A autenticidade da literatura depende dos limites impostos pelo seu próprio autor, e a utilização de fórmulas prontas, dentro de um ambiente em que se reproduz apenas a técnica, sem contato com a realidade, pode levar a criação a se transformar numa réplica, e o autor numa espécie de máquina criadora de rascunhos mal-acabados, que são rasgados por uma máquina mais poderosa, o professor, detentora dos códigos secretos para classificação e determinação do papel de maior valor. O pagamento pela mordida na mão do provedor parece ser o maior prazer proporcionado por essa "máquina de fast-food", comparação feita pelo crítico e romancista inglês Malcolm Bradbury: "Como o hambúrguer ― um híbrido vulgar que, conhecida a sua origem, ninguém jamais o comeria".

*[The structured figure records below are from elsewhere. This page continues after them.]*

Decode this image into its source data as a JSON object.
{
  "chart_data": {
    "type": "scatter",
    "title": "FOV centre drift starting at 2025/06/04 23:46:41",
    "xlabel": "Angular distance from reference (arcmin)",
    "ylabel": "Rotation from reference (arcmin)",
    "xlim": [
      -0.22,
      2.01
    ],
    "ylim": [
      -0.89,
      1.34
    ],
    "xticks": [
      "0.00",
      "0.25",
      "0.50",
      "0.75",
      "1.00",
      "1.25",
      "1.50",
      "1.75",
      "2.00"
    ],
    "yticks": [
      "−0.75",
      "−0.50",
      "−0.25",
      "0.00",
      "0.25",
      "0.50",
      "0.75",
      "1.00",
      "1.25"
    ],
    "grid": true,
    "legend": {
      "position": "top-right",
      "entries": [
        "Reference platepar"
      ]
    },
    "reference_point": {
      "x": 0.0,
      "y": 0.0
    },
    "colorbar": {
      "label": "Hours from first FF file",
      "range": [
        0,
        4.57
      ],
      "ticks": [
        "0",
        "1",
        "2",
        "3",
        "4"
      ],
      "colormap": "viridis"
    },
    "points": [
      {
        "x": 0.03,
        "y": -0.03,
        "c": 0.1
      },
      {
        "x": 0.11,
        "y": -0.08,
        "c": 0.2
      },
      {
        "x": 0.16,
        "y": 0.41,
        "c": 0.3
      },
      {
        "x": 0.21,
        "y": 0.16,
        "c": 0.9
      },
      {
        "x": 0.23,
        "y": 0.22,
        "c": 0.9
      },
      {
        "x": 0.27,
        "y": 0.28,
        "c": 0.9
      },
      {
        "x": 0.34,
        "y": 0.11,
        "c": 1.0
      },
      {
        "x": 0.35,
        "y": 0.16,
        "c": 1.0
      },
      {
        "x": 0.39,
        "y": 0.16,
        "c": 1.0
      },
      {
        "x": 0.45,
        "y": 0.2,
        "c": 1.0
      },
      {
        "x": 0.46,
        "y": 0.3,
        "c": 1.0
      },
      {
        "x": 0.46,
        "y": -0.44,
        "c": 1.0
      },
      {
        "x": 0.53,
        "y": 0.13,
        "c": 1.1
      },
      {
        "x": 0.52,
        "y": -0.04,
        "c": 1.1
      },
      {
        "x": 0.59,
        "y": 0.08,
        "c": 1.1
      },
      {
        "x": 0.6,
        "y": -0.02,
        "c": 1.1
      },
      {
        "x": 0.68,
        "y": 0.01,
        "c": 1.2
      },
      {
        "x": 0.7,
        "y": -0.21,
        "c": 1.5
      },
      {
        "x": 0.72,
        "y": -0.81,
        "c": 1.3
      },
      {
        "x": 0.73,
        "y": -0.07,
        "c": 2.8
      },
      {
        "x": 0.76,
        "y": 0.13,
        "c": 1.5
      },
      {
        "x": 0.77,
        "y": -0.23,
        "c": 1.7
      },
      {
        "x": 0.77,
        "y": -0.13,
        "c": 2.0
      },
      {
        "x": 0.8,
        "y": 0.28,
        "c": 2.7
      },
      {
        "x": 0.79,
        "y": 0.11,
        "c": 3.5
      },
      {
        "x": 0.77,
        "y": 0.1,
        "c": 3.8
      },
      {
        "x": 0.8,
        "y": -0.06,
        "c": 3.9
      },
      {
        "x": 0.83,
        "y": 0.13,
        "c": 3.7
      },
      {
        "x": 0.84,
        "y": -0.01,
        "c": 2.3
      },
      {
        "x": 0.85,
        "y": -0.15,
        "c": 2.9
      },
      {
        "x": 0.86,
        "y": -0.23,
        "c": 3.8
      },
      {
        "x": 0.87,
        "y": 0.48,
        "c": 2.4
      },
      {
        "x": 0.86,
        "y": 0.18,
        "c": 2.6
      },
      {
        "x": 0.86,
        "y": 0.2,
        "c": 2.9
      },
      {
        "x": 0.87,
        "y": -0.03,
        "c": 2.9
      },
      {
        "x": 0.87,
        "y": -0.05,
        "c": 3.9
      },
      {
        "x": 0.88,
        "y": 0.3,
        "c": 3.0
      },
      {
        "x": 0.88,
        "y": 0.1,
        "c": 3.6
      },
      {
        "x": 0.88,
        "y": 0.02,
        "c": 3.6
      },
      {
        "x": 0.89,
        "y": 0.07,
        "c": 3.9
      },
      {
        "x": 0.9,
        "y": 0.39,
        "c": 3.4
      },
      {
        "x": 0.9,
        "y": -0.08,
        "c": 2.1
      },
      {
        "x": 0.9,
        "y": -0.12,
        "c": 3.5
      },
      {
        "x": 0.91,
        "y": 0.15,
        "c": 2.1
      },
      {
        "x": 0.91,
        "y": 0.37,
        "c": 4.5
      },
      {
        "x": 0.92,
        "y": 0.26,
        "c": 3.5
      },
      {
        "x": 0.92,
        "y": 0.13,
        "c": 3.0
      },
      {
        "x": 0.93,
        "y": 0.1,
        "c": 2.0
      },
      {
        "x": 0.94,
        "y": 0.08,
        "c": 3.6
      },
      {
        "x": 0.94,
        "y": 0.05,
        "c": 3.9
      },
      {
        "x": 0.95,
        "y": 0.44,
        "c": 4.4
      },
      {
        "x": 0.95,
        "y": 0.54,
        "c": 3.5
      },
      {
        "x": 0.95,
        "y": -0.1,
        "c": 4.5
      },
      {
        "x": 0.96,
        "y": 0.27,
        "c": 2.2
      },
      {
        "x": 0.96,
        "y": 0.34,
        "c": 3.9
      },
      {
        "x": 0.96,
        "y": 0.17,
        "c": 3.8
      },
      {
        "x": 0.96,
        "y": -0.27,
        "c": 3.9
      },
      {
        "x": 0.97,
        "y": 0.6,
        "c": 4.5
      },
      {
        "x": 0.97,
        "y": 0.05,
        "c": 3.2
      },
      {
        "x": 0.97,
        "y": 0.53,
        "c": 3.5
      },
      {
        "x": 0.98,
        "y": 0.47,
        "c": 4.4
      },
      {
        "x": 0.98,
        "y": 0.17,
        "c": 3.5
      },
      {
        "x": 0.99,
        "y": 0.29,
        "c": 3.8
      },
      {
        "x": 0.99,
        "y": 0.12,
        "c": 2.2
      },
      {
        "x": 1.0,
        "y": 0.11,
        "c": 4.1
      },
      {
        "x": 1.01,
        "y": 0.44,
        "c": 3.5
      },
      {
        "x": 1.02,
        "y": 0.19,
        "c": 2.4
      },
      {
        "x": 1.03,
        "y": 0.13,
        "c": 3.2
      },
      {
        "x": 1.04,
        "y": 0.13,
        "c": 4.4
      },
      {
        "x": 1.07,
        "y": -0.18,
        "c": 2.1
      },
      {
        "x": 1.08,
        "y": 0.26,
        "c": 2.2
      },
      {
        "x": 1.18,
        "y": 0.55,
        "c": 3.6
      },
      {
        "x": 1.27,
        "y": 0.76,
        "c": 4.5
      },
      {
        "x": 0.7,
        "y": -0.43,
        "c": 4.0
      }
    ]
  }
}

Contudo, Bradbury, professor de Ian McEwan, criou o primeiro mestrado de escrita criativa na Inglaterra, em 1970, talvez pela convicção de que a escrita possa ser aprimorada depois do talento do escritor ter sido descoberto e colocado à prova. Num primeiro momento, a criação literária é incumbência exclusiva do escritor. Depois de testado e aprovado pela crítica, leitores ou pela teimosa perseverança de assistir ao lixo se encher de papéis, o escritor pode tentar aprender algo diferente desenvolvendo uma tese que será usada, provavelmente, para criação de outra tese e de outros professores de criação literária. O aluno na conclusão do mestrado pode desenvolver um método, analisar um romance, mas o resultado não será nada parecido com o de George Orwell quando escreveu Lutando na Espanha, enquanto tratava de assegurar a veracidade do título.

Só que a experiência solitária não produz nada literário; apenas, na melhor hipótese, jornalístico ou panfletário. O método de criação, mapa mais íntimo jamais descoberto de qualquer escritor, é um labirinto repleto de caminhos alternativos que só podem ser percorridos com os instrumentos de pesquisa corretos, com a bússola regulada, sempre apontando para o norte. A leitura constante dos clássicos e o exercício contínuo da escrita são terrenos a serem percorridos pela alma do escritor, ser abstrato que habita só os crédulos e dá movimento ao que é vivo. Se Cícero disse que um aposento sem livros é um corpo sem alma, o escritor com uma grande biblioteca em busca de uma fórmula talvez seja o aluno do curso de criação literária: ainda que tudo esteja pronto para ser descoberto, ele prefere preencher seu vazio com as palavras dos outros.